A walkthrough of the Basic Data Modeling Lab – part 1. You can find and run the lab in the Basic Data Modeling Hands-on Lab topic.
Let me
start with the lab.
In this lab,. I’m going to be using
the “Kllrcoda” platform like I did in the previous talk.
For those that were not there. Kllrcoda allows me to
run a virtual machine directly from my browser.
And it’s useful for labs because there are no prerequisites,
it doesn’t matter which operating system or platform
I’m using, and it’s very straightforward to run.
So I’m going to be running the basic data modeling lab.
I would like you to
see what I’m doing.
And after
the event today, you’re going to get a link to this lab
and you’re going to be able to run it and play around
with it on your own.
Great.
So before I started talking,. I ran three commands
just to save us some time.
And I ran this command “docker run”
with the name of the node and the version of Scylla.
So I’m running a cluster with three different nodes.
And once I clicked that command ScyllaDB
was downloaded and the node was started.
And then. I ran two more commands with
two other docker commands to start
two other nodes,. ScyllaY and ScyllaZ.
And I provided the IP of the first node
just so the nodes can find each other and connect.
So I did that.
When you do it on your own,
it might take a few seconds until the cluster starts.
And then you can run the “Nodetool Status” command. To
run a command in this platform. I just click on it,
so it’s quite easy.
And this command shows me
as it sounds, what’s the status of my cluster.
So I can see that in this cluster I have three nodes,
I can see the IP
addresses of the nodes and I can see that the nodes
have a status of U.N., and that stands for “up
and running”.
It could be in joining status or down or different
other statuses, but in this case,
my cluster is up and running, it’s ready to serve requests.
And what I’m going to do is
I’m going to connect to one of the nodes.
I could connect to any one of the three nodes.
They can all serve requests, but I choose in this example
to connect to ScyllaU, and. I do that using the CQL shell
So if you remember, the CQL shell allows me to
interact with my cluster and perform
some queries.
Now I’m connected to my node with a CQL shell
and I’m going to create a keyspace, call it “key_example”.
And the important thing to notice here is the replication
factor of three.
Okay, so again, replication factor of three means that
each piece of data that we have is replicated
three times to three different nodes.
Okay.
And using this keyspace, I’m going to create a table, call it
“heartrate_v1”, which is the one we saw before in the slides.
It has three columns: pet_chip_id, time
and heart_rate, and the primary key is defined – sorry?
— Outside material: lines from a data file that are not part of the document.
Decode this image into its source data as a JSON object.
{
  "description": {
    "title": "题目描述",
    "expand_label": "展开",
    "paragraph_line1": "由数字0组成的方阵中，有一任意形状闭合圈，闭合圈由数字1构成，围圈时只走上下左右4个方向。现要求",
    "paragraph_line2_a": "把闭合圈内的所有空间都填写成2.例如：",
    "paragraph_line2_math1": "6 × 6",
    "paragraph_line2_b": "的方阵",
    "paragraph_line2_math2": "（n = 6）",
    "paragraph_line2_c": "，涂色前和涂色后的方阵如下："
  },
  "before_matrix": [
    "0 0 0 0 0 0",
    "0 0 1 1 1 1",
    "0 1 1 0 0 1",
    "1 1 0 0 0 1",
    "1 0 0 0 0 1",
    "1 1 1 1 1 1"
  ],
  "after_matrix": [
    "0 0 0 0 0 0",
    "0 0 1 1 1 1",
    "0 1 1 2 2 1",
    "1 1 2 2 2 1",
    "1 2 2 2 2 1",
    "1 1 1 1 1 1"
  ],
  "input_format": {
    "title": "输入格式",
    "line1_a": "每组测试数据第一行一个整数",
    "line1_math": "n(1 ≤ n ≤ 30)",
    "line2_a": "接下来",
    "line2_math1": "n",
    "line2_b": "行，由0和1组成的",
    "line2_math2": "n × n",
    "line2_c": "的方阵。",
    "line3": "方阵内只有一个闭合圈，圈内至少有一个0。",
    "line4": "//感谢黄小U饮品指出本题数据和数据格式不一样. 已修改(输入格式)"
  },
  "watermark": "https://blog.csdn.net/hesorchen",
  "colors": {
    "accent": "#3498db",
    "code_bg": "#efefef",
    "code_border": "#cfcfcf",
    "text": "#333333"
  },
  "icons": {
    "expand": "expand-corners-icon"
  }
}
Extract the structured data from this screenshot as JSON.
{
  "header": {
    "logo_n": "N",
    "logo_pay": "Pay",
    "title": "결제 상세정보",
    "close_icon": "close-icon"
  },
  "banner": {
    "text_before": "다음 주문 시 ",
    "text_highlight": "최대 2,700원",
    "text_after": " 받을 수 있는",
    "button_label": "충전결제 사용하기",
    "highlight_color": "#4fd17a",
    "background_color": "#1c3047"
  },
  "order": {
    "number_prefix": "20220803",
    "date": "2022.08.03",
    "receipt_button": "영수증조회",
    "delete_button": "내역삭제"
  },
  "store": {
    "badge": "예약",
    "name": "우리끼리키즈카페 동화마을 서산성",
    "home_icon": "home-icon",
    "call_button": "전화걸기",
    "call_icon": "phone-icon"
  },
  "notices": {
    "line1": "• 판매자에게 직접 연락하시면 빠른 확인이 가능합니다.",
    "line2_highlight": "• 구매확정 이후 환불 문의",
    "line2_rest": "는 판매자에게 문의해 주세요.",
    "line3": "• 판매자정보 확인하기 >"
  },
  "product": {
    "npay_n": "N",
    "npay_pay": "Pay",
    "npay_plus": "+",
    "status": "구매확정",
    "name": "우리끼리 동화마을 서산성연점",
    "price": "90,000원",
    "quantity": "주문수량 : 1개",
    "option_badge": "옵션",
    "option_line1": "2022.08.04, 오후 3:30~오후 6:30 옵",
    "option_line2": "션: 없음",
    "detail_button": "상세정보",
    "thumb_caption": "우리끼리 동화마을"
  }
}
it’s defined as the pet_chip_id.
Okay.
In this case, if you
remember, the primary key
has to have at least one column.
It can have more.
And in this case, it has one column,
which is the partition key.
So the primary key can have two parts: the partition key
and the clustering key.
The partition key is mandatory.
The clustering key is not.
So we need to define at least one column
for the partition key.
And that’s how Scylla knows which node is responsible
for which row.
Great.
So now we have this table defined
and we can insert some data, so I’m going to
insert one row and you can see very straightforward
I write the column names and the values,
and then I can simply read my data.
As you would expect. I select the data
and I provide the partition key,. I provide the pet_chip_id
and because I provide the partition key,
what happens under the hood. ScyllaDB performs
the consistent hash function on the value of the partition
key pet_chip_id in our case, and it knows which
node is responsible – node or nodes
because it’s replicated three times,
which nodes are responsible for this data and it can very,
in a very efficient way, know where that data is
and find it.
Great.
So let’s say
we want to add another value for the same pet.
So I’m going to
insert
I’m going to insert another row to my table
and this time I provide the same partition key,
the same pet_chip_id as before, but I provide
a different heart rate value for this pet.
Now, doing that,
if I read the data,
what do you think would happen now?
Would this query be successful and would this
additional heart_rate value be added to our table?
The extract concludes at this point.